Act for Kids has noticed an increase in the numbers of young children anxious and worried about going to school and fearful of being separated from loved ones, even for a school day, following multiple disruptions to the start of the school year.
“Sadly, the last two years have been hard on us all, but particularly so for young children. They have had two years of extended home-schooling and separation from loved ones during lockdowns, longer than normal school holidays and now floods, extreme weather events and war in Ukraine. We’re seeing high levels of extreme anxiety, school refusal and separation anxiety in early primary school aged children,” Doctor Katrina Lines, Act for Kids Chief Executive Officer said.
Our team have also heard from teachers who are struggling to re-engage kids following the disruptions to term one including the devastating floods and COVID-19 delays.
It’s normal for children to be a little anxious about starting school, especially at the beginning of the year. It’s a familiar scene with little ones off to Prep, grade one and two for the first time.
Act for Kids has seen a shadow pandemic of persistent negative social and emotional impacts on children and children at greater risk during lockdowns.
“Over the last two years we have had a 30% increase in referrals to our family support and therapy services.”
“We have parents ringing or emailing asking for tips on how to help their child manage anxiety at being away from family and going to school.
“Parents and carers are distressed themselves seeing their children so anxious, they want to know how to help,” Dr Lines said.
Act for Kids recommends some tips for helping families cope with anxious kids who don’t want to go to school.
1. Kids thrive in calm environments with predictable routines. Make sure your children know what is going to happen during the day so they aren’t thrown by something unexpected.
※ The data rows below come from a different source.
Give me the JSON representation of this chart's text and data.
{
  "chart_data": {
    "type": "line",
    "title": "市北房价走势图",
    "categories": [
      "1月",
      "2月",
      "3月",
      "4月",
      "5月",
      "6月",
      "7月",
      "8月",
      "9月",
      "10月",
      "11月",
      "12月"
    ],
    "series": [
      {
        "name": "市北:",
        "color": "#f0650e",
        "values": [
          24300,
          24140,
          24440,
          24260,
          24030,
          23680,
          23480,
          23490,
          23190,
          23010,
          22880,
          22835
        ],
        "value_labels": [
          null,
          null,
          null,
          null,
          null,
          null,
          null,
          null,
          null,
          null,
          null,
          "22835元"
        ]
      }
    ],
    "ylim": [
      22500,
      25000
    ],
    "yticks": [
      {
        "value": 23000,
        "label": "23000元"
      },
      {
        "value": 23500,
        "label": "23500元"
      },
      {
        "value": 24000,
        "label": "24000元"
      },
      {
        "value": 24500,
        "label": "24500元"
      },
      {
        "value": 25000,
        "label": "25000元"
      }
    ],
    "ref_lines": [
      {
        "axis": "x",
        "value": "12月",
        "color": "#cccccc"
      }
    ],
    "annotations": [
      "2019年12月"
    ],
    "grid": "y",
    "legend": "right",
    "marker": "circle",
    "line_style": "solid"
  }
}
2. Avoid watching or listening to the news or discussing current events in the presence of young children.
3. If you’re worried about the world situation yourself, seek helpful ways to calm and support your wellbeing such as meditation and mindfulness, exercise and spending time with family doing fun things.
4. Let children know it’s ok to be worried but don’t reinforce their fears by letting them stay home from school.
5. Learn about child anxiety and evidence-based programs you can do at home to help kids. There are great resources available online for example the Cool Little Kids program, Beyond Blue and books like Helping Your Anxious Child.
It’s also invaluable parents talk to their child’s teacher and explain what is happening so supportive actions are taken at home and school.